GitHub has 11,995,200 open issues

holman · on April 27, 2016

Fun to see this up here. Originally when I built this there was some discussion on whether it made any sense to show a global view; most people are just going to use the issues dashboard to look at their own issues, obviously. Honestly, I just thought it was cool to have filters across the whole site, so I left it in (which was only an option given how quick it was to calculate and return these results in Elasticsearch — that's also part of the reason the numbers are fluctuating a bit, as some have pointed out here).

Still wish more people knew about this dashboard view into Issues. Even though it's now a prominent link in the header, I don't think the page got to be something I was really happy with — most of the work was done in the final week before we shipped Issues, so it was somewhat an afterthought. There's a ton of power in there, but it's hidden away behind an arcane syntax that I, the creator of the damn thing, can't really remember at this point, two years later, ha. Still dig the overall motivation behind the page, though!

willvarfar · on April 27, 2016

Issues could be integrated much better with forks.

If I have a fork of something, I should see not just issues people post in my repo, but issues people post in other forks.

These are differentiated visually, and perhaps don't trigger notifications.

When someone fixes the issue in another fork, I should see a 'patch pending' kind of thing, and get a notification.

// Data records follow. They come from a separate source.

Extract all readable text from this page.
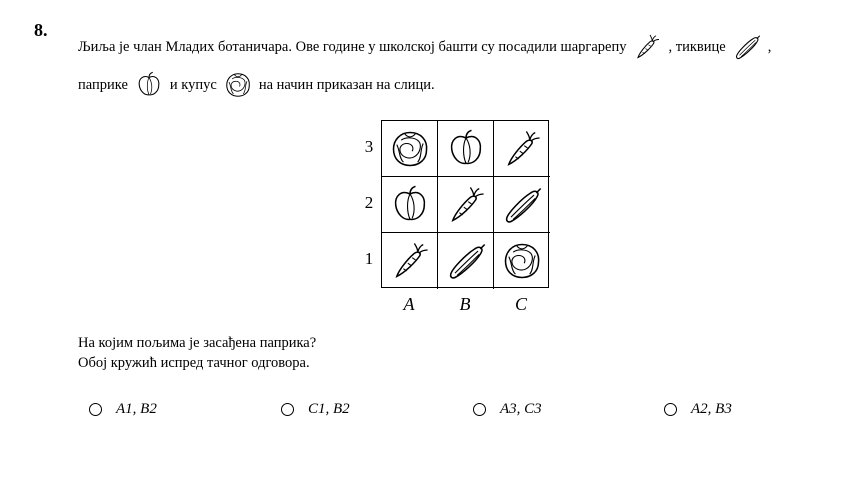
8.
Љиља је члан Младих ботаничара. Ове године у школској башти су посадили шаргарепу	, тиквице	,
паприке	и купус	на начин приказан на слици.
3
2
1
A	B	C
На којим пољима је засађена паприка?
Обој кружић испред тачног одговора.
A1, B2	C1, B2	A3, C3	A2, B3
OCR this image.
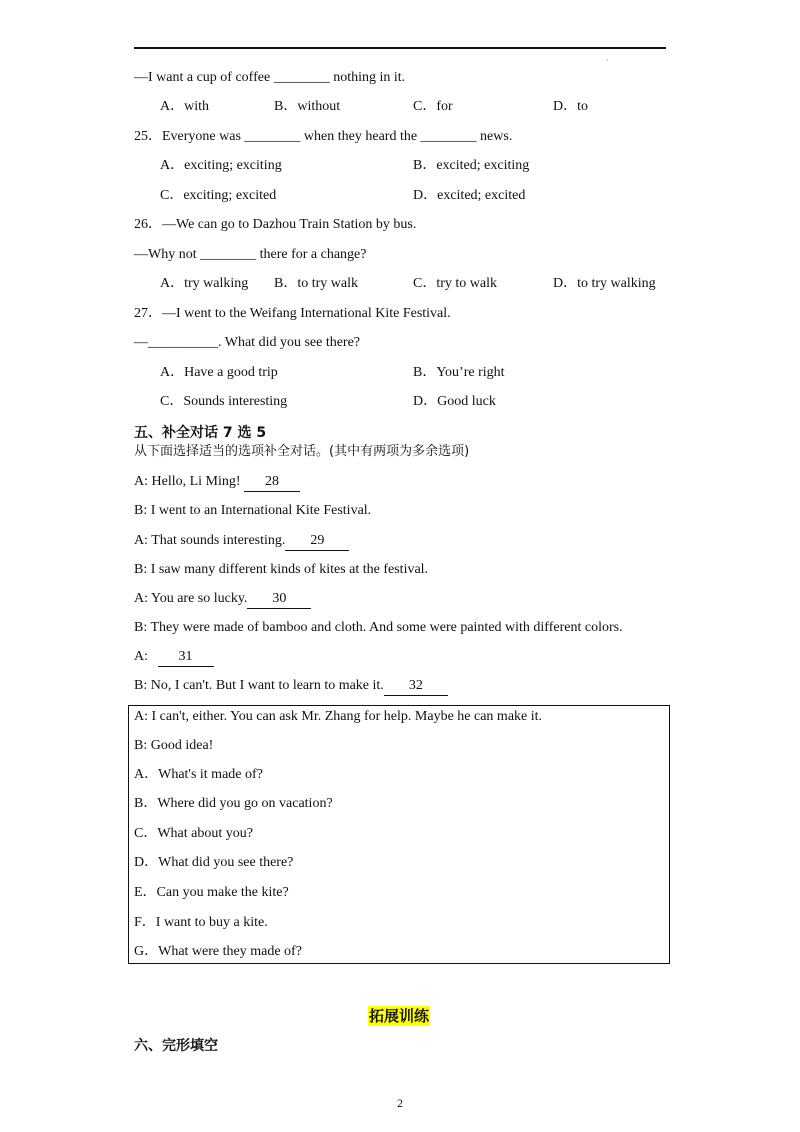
·
—I want a cup of coffee ________ nothing in it.
A．with	B．without	C．for	D．to
25．Everyone was ________ when they heard the ________ news.
A．exciting; exciting	B．excited; exciting
C．exciting; excited	D．excited; excited
26．—We can go to Dazhou Train Station by bus.
—Why not ________ there for a change?
A．try walking B．to try walk	C．try to walk	D．to try walking
27．—I went to the Weifang International Kite Festival.
—__________. What did you see there?
A．Have a good trip	B．You’re right
C．Sounds interesting	D．Good luck
五、补全对话 7 选 5
从下面选择适当的选项补全对话。(其中有两项为多余选项)
A: Hello, Li Ming! 28
B: I went to an International Kite Festival.
A: That sounds interesting. 29
B: I saw many different kinds of kites at the festival.
A: You are so lucky. 30
B: They were made of bamboo and cloth. And some were painted with different colors.
A: 31
B: No, I can't. But I want to learn to make it. 32
A: I can't, either. You can ask Mr. Zhang for help. Maybe he can make it.
B: Good idea!
A．What's it made of?
B．Where did you go on vacation?
C．What about you?
D．What did you see there?
E．Can you make the kite?
F．I want to buy a kite.
G．What were they made of?
拓展训练
六、完形填空
2
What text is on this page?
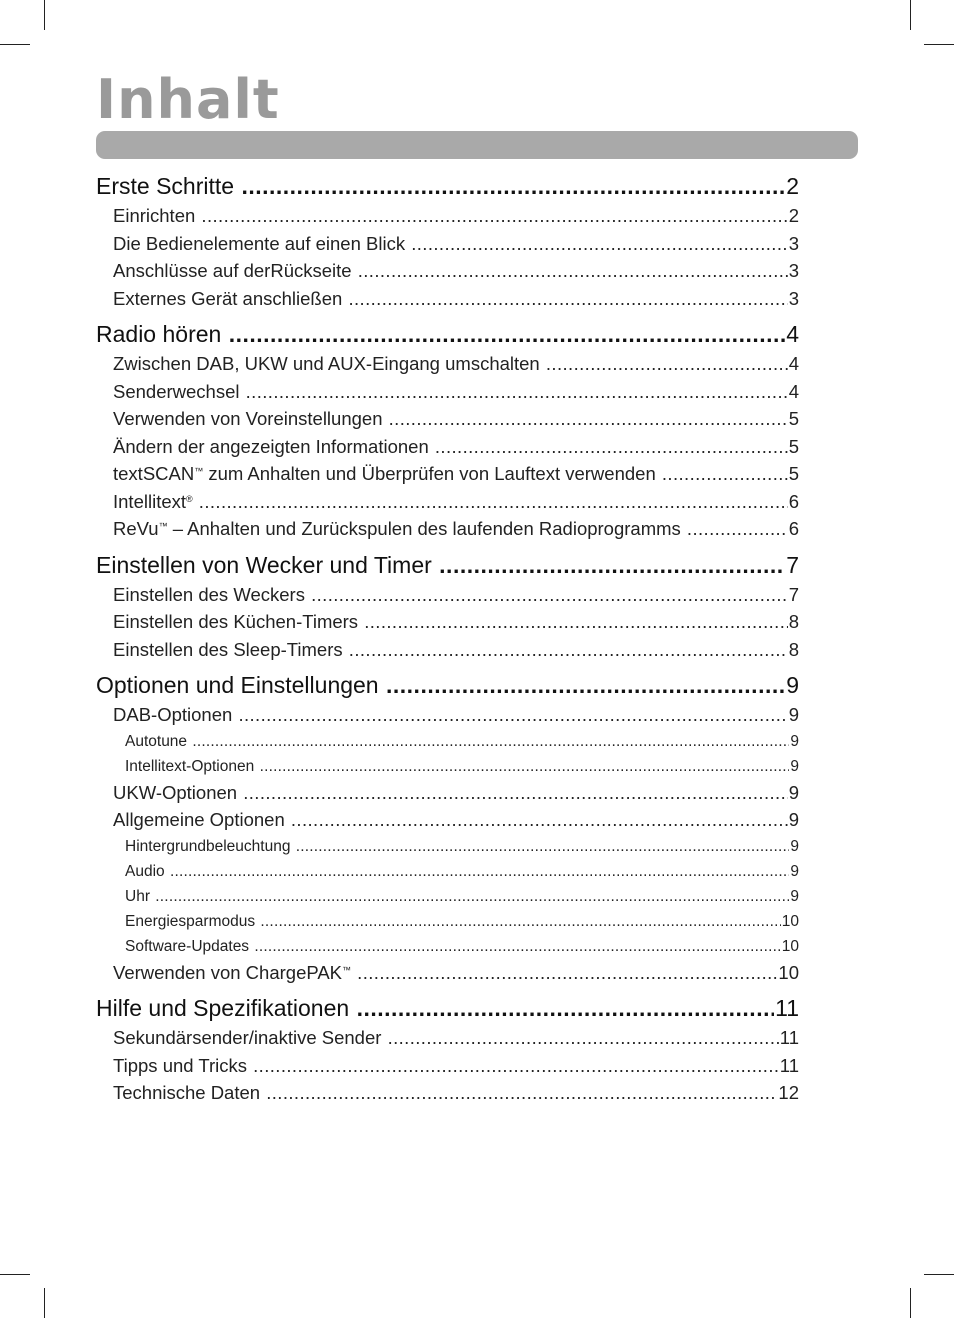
Inhalt
Erste Schritte .....	2
Einrichten .....	2
Die Bedienelemente auf einen Blick .....	3
Anschlüsse auf derRückseite .....	3
Externes Gerät anschließen .....	3
Radio hören .....	4
Zwischen DAB, UKW und AUX-Eingang umschalten .....	4
Senderwechsel .....	4
Verwenden von Voreinstellungen .....	5
Ändern der angezeigten Informationen .....	5
textSCAN™ zum Anhalten und Überprüfen von Lauftext verwenden .....	5
Intellitext® .....	6
ReVu™ – Anhalten und Zurückspulen des laufenden Radioprogramms .....	6
Einstellen von Wecker und Timer .....	7
Einstellen des Weckers .....	7
Einstellen des Küchen-Timers .....	8
Einstellen des Sleep-Timers .....	8
Optionen und Einstellungen .....	9
DAB-Optionen .....	9
Autotune .....	9
Intellitext-Optionen .....	9
UKW-Optionen .....	9
Allgemeine Optionen .....	9
Hintergrundbeleuchtung .....	9
Audio .....	9
Uhr .....	9
Energiesparmodus .....	10
Software-Updates .....	10
Verwenden von ChargePAK™ .....	10
Hilfe und Spezifikationen .....	11
Sekundärsender/inaktive Sender .....	11
Tipps und Tricks .....	11
Technische Daten .....	12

robbiemitchell · on April 27, 2016

This might be another reason why Holman thinks branches are better than forks.

cf. https://twitter.com/holman/status/661365207143333888, https://twitter.com/holman/status/661357354827448321

pavel_lishin · on April 27, 2016

He seems to think that this is only the case for organizations, not open source projects: https://twitter.com/holman/status/661384740927242240

tanepiper · on April 27, 2016

The real question here is not why this is here, but why "explore" was removed (I'm aware I can just go to /explore however and if it is somewhere, it's not clear where). Github is still hard for project discovery.

parhamn · on April 27, 2016

Yeah they hid it under your user icon when you log in, which is bizarre since exploring is one of the best ways to be 'social' on github.

nathan-muir · on April 27, 2016

> Still wish more people knew about this dashboard view into Issues

I only discovered the dashboard recently after using github for years!

Having the overview was actually the missing piece in getting control of my workload & priorities. -- So Thank you!

shoyer · on April 27, 2016

Sorted by +1s: https://github.com/issues?q=is%3Aopen+is%3Aissue+sort%3Areac...

Here are the top three:

1. Contribution graph can be harmful to contributors (https://github.com/isaacs/github/issues/627)

2. proposal: generic programming facilities (https://github.com/golang/go/issues/15292)

3. Proper tabs for open files (https://github.com/Microsoft/vscode/issues/224)

Can't say I'm terribly surprised!

limelight · on April 27, 2016

Keep in mind that has a heavy bias towards newer issues (since +1s are new).

Here are the most commented/contentious issues: https://github.com/issues?q=is%3Aopen+is%3Aissue+sort%3Acomm...

ohitsdom · on April 27, 2016

What's going on with all the repeated comments for those top ones? I'm not a frequent user of Github issues, is it something automated perhaps gone wrong?

limelight · on April 27, 2016

It looks like some projects have infrastructure set up to automatically log runtime errors to GitHub issues.

ekns · on April 27, 2016

Funny how it says there's 479830 pages worth of results and even has a link to that "last page".

I checked and in practice it "only" returns the first 400 pages of results.

g_sch · on April 27, 2016

Isn't this because deep pagination is really costly? I've seen other production systems (especially using elasticsearch) where this limit is in place.

From Elastic:

>Deep Paging in Distributed Systems

>To understand why deep paging is problematic, let’s imagine that we are searching within a single index with five primary shards. When we request the first page of results (results 1 to 10), each shard produces its own top 10 results and returns them to the coordinating node, which then sorts all 50 results in order to select the overall top 10.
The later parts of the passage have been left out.